Somehow, I knew exactly what he was doing, and this time, I did swoon back. I let my body go limp and collapse over his arm.
He should have stumbled. Should have lost his balance.
But he was Gabe Parker and he knew exactly what he was doing.
His grip on me was ironclad, and before I knew it, I’d been swung back up into his arms.
What is this Dirty Dancing shit? I thought as I was pulled upright.
My mouth was hanging open. It felt like a scene out of a movie. The whole thing was bizarre and surreal and unbearably sexy.
Gabe was looking down at me, smiling a very smug smile. The competitive side of me couldn’t let that stand. I did a move of my own, circling my hips against his, arching my back so my breasts—as modest and inoffensive as they were—pressed up against his chest and his hand slid back to touch my ass.
The smugness vanished into surprise—as if he hadn’t been expecting that. Hadn’t been expecting any of it. Especially how he felt. Because I could feel exactly how he felt. And it felt good. Felt intoxicating. Felt powerful.
Here was one of the hottest guys on the planet—according to People magazine—and he was turned on and pressed up against me.
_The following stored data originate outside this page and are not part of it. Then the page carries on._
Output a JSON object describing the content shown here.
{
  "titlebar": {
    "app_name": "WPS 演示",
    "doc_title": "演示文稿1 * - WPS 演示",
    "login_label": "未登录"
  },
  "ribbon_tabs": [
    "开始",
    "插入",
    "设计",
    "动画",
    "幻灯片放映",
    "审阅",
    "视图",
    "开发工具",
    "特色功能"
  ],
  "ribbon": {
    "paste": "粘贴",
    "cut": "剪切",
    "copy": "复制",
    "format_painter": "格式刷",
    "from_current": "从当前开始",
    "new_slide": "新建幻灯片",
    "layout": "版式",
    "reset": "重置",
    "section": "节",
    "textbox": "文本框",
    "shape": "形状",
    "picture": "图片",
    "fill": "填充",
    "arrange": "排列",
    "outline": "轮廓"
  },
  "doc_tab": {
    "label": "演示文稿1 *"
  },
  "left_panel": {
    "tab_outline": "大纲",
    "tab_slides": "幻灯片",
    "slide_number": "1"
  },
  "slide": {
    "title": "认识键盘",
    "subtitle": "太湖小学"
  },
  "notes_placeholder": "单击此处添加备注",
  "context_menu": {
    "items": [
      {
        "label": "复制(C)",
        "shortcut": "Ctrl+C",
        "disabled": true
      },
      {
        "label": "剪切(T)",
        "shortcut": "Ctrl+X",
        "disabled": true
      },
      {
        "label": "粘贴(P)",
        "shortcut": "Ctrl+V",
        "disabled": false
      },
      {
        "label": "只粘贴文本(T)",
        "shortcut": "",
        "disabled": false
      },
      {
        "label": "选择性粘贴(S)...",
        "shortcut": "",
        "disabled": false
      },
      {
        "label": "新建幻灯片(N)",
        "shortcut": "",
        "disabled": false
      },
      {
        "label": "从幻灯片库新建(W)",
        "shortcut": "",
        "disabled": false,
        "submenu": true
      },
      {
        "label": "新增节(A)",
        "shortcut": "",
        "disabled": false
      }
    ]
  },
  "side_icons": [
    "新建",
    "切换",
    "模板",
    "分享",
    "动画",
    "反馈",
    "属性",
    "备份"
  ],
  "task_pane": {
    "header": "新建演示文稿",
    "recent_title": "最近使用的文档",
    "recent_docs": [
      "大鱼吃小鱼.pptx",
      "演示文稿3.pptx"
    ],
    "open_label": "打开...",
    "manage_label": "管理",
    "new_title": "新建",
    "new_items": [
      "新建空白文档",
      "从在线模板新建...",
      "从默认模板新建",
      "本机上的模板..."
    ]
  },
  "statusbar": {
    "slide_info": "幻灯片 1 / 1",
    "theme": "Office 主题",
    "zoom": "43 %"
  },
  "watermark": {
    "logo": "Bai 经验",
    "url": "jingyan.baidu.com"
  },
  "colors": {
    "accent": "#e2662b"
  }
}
I licked my lips. He watched.
Something was going to happen.
Except, it didn’t.
Because at that exact moment, Ollie resurfaced, dancing right into us. We broke apart, Gabe adjusted his pants, and I did my best not to stare. I didn’t succeed much, and when Gabe caught me, he gave me the same naughty, wonderful grin as before. The kind of grin that told me that if I wanted to get out of there with him, very, very wicked things might be in my immediate future.
“Come on,” Ollie said, either not noticing what was happening between me and Gabe, or saving me from it.
He gave my hand a tug, and I heard a rip. I didn’t have to look to know that my dress had torn—I could feel the slight breeze against my side.
Ollie pulled me away, deeper into the throng of bodies on the dance floor. I caught a glimpse of Gabe standing there on the edge of it all. He lifted a hand and then he was gone.
Film Fans
THE HILDEBRAND RARITY REVIEW
By Nicole Schatz
With every new Bond comes a chorus of disapproval. Consumers are fickle—they crave something new, but not that kind of new. They want to be challenged but comforted at the same time. They desire fresh takes, but only in a form that’s familiar to them.
That’s to say, audiences will accept something different as long as it feels the same.
No one wanted Gabe Parker to play Bond. The cards were stacked against him from the moment he was announced—especially when it was believed he was chosen over his Tommy Jacks co-star, Oliver Matthias.
At first it was an insult due to the fact that Matthias is British and Parker is decidedly not. Future audiences had already begun cringing at the thought of Parker, whose image was one of sweet, bro-y boyishness, acting suave while attempting to do a British accent.